In some aspects, the replication state information 210 may include data about the current state of replication for the virtual machine 114. This information may include details such as which blocks of the storage disk 116 have been replicated, timestamps of the most recent replication events, and the like. Specifically, the replication state information 210 may include a map of sectors of the storage disk 116, indicating which have been modified. The map may be a bitmap, a B-tree, a hash table, or the like. In some implementations, the replication state information 210 is a bitmap, which is read from the data change driver 202 and provided to the data change filter 124 to be merged with an existing bitmap of the data change filter 124.

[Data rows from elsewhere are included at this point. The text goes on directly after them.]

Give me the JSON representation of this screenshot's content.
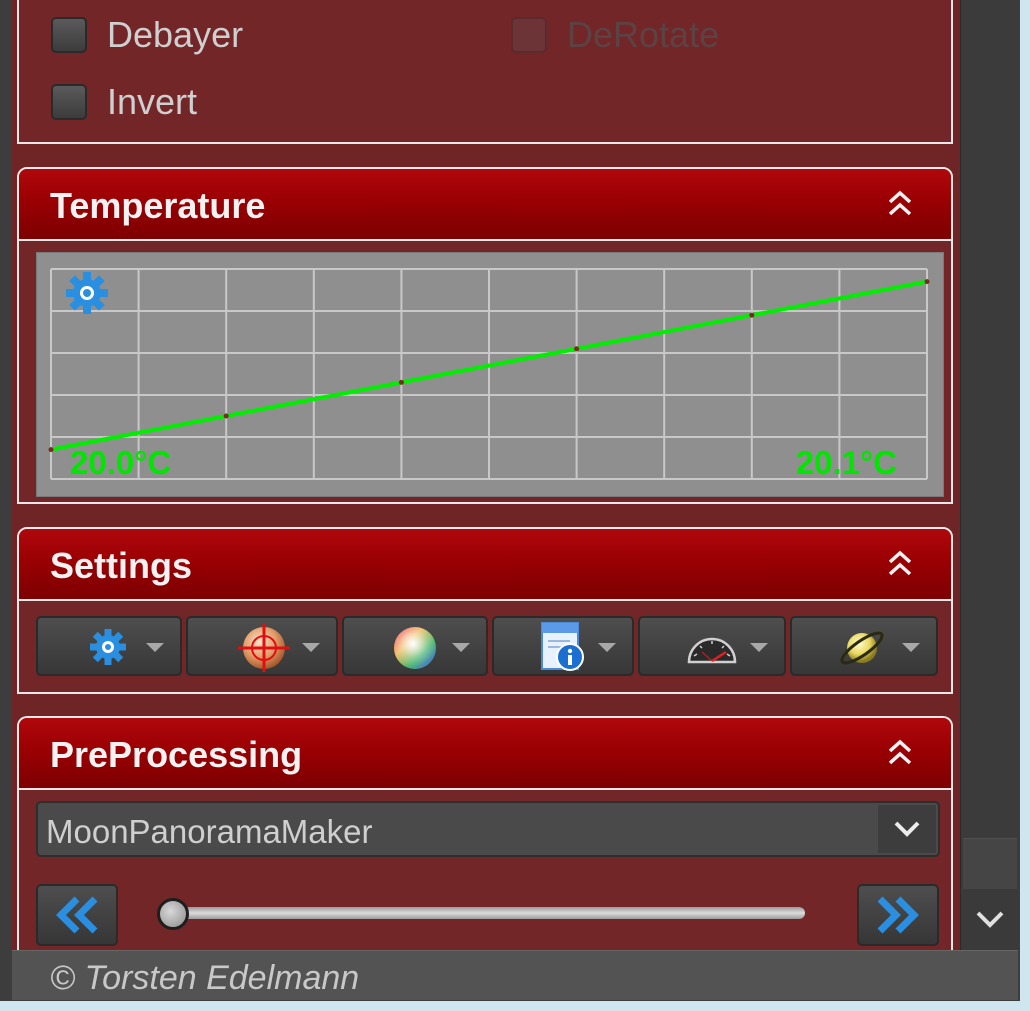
{
  "options": {
    "debayer": "Debayer",
    "derotate": "DeRotate",
    "invert": "Invert"
  },
  "temperature": {
    "title": "Temperature",
    "start_label": "20.0°C",
    "end_label": "20.1°C",
    "line_color": "#00ee00",
    "readings": [
      20.0,
      20.02,
      20.04,
      20.06,
      20.08,
      20.1
    ]
  },
  "settings": {
    "title": "Settings",
    "tools": [
      {
        "icon": "gear-icon"
      },
      {
        "icon": "crosshair-planet-icon"
      },
      {
        "icon": "color-wheel-icon"
      },
      {
        "icon": "info-document-icon"
      },
      {
        "icon": "gauge-icon"
      },
      {
        "icon": "saturn-icon"
      }
    ]
  },
  "preprocessing": {
    "title": "PreProcessing",
    "selected_script": "MoonPanoramaMaker",
    "slider_position": 0
  },
  "footer": {
    "copyright": "© Torsten Edelmann"
  },
  "colors": {
    "panel_bg": "#732628",
    "header_red": "#9a0003",
    "graph_line": "#00ee00",
    "accent_blue": "#2a8fe0"
  }
}
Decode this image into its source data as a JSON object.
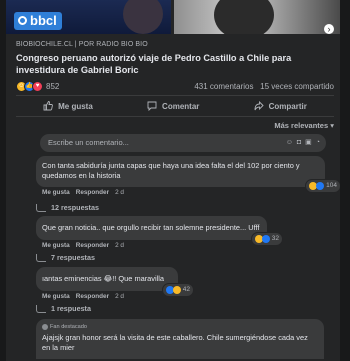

In FIG. 2E, a migration status for the data change filter 124 may be marked as complete. The replication management service 122 may update the system information to indicate that the data change filter 124 is now the primary component for intercepting and replicating data change operations 206 of the virtual machine 114. The data change driver 202 may then be deactivated from use with the virtual machine 114. The replication management service 122 may update configuration files, databases, or the like to reflect the completed migration from the data change driver 202 to the data change filter 124. For example, the replication management service 122 may use a database to track which hypervisors still need to be migrated from the driver-based interceptor to the filter-based interceptor, and that database may be updated after each migration process is complete.

Optionally, the data change driver 202 may be uninstalled from the hypervisor 112, as indicated by dashed lines in the figure. The uninstall process may be performed automatically by the replication management service 122 or manually by a system administrator. In some implementations, the replication management service 122 may perform cleanup operations, such as clearing any remaining buffers associated with the data change driver 202. Additionally, the replication management service 122 may update configuration files in the hypervisor 112 as part of the uninstall process.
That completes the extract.